Never output workspace absolute paths, task subject/description, mailbox content, or mailbox summary.

mcp-tools

Detailed key: mcp_server_id

Allowed output:

  • server id/name/enabled/builtin/transport type
  • tool count
  • last test status and last connected timestamp
  • transport config byte length and original JSON byte length

Never output raw transport config, original JSON, headers, env values, or tokens.

global-summary

Always included as low-cost context.

Allowed output:

  • conversation count for current user
  • message count for current user's conversations
  • provider count
  • agent count
  • active MCP server count

Privacy Requirements

The response should preserve diagnostic value while excluding the few categories that create real privacy or credential risk:

  • no raw DB file
  • no arbitrary frontend SQL
  • no providers.api_key_encrypted
  • no users.password_hash, users.jwt_secret, or users.email
  • no OAuth or remote-agent tokens
  • no raw prompt/message content
  • no raw error messages
  • no full URL with userinfo/query string

Conversation titles are allowed because they are needed to correlate the database snapshot with the screenshot and Sentry feedback.
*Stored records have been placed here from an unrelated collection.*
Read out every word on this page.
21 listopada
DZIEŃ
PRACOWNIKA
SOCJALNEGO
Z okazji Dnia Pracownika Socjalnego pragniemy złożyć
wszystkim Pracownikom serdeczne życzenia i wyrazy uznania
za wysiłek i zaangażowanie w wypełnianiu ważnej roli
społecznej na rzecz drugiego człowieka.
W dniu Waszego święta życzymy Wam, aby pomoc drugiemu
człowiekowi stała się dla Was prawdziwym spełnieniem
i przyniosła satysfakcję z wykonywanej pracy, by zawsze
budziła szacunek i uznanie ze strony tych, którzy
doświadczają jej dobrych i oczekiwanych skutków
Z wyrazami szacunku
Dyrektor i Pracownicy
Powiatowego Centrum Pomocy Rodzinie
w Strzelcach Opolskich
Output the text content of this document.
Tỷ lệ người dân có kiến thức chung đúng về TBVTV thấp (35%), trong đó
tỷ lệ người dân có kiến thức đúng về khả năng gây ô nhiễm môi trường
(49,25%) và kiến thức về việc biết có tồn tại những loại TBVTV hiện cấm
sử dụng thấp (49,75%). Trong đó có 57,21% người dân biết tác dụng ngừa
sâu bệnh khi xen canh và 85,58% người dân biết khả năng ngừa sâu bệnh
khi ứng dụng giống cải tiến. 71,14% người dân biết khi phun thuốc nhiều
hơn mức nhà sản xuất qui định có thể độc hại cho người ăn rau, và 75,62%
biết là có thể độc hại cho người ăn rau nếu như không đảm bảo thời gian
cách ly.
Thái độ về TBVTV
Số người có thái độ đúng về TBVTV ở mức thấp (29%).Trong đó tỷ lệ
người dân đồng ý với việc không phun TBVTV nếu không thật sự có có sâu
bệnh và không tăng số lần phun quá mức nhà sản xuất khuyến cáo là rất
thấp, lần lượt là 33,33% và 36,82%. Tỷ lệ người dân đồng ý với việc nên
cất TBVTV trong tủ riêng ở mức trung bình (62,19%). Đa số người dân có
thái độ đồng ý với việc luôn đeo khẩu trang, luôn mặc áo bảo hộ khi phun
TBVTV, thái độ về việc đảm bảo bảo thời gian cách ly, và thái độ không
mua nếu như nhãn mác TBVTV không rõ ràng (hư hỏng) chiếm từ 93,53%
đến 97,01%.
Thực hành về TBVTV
They are not separately redacted for generic sk-..., token, or bearer string shapes.

The aionCore response includes a privacy block:

json
{
  "raw_content_included": false,
  "api_keys_included": false
}

Tests must assert that representative provider API keys, encrypted provider keys, raw prompt text, and raw error messages do not appear in the serialized diagnostics response.